Given that the primary teachers of religious faith are parents, we have a further task to look closely at what is taught in religious education classes. As teachers we can also ask what are the outcomes of our children’s instruction. We want our children to become faithful, lifelong Catholics. While we do not know of longitudinal studies which indicate how effective current instruction has been, there is ample informal data that many of the young have drifted away from the Church and its teachings. Anecdotal evidence suggests that teaching materials have been short on substance. Religious instruction has been characterized as happy hour without the beverage. Of course, this is not true everywhere. There are exceptions. In places where parents have taken an active role there are other outcomes. Parents, therefore, should ask for essential and required content in the religious education classes.

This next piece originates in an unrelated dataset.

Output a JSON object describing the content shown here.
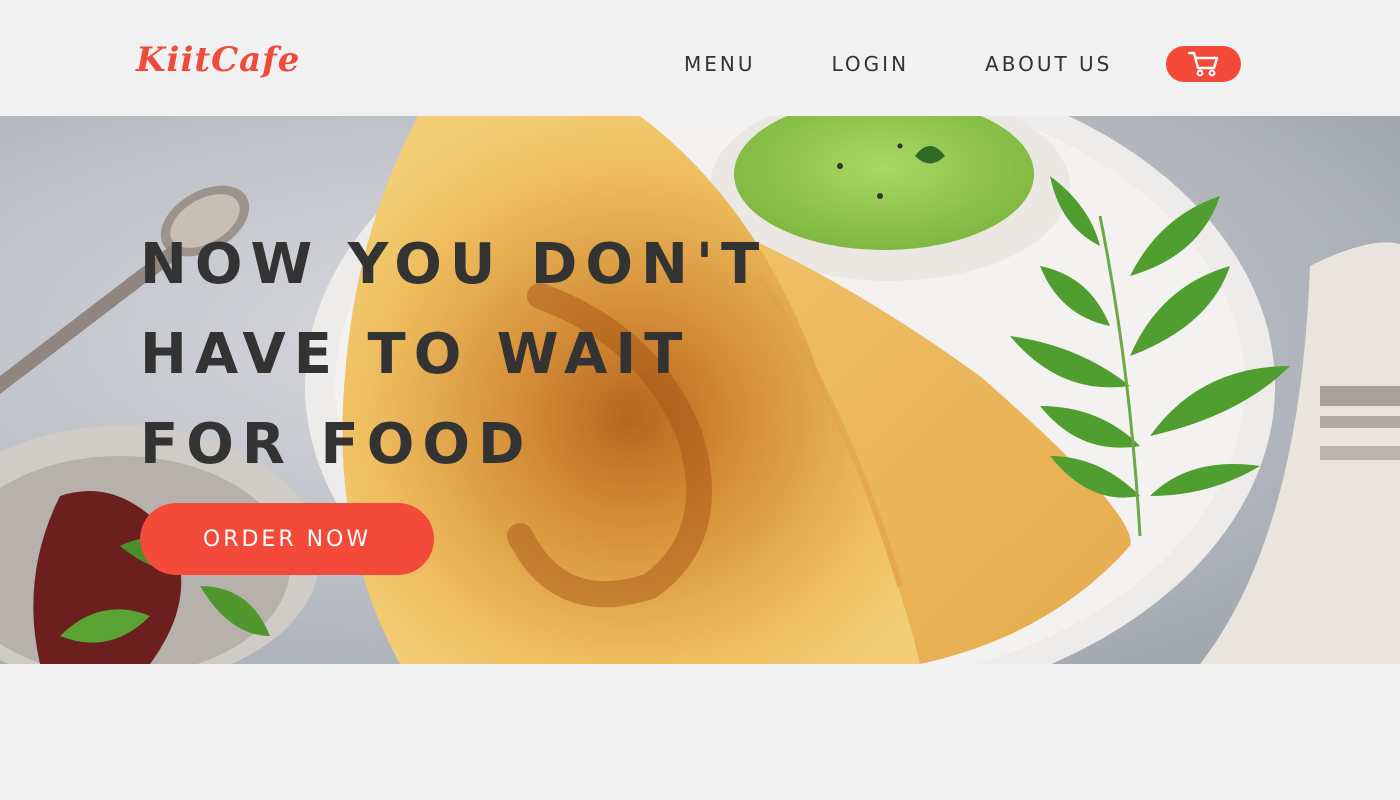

Here are some core curriculum needs:
-- A serious exposure to Scripture
-- An appreciation of our Church’s rich history
-- Understanding of moral theology
-- Gaining of appreciation of the lives of the saints
Finally, and again, we have nothing but admiration and respect for the men and women engaged in educating our children in the faith. We do, however, question whether or not the current form content of our religious education program is up to the job. Ours is an inspiring spiritual history full of compelling ideas and captivating stories. Our children need and deserve to learn the full measure of the Catholic faith.
Kevin and Marilyn Ryan edited “Why I Am Still a Catholic” [Riverhead Books, 1998] and live in Chestnut Hill, Mass.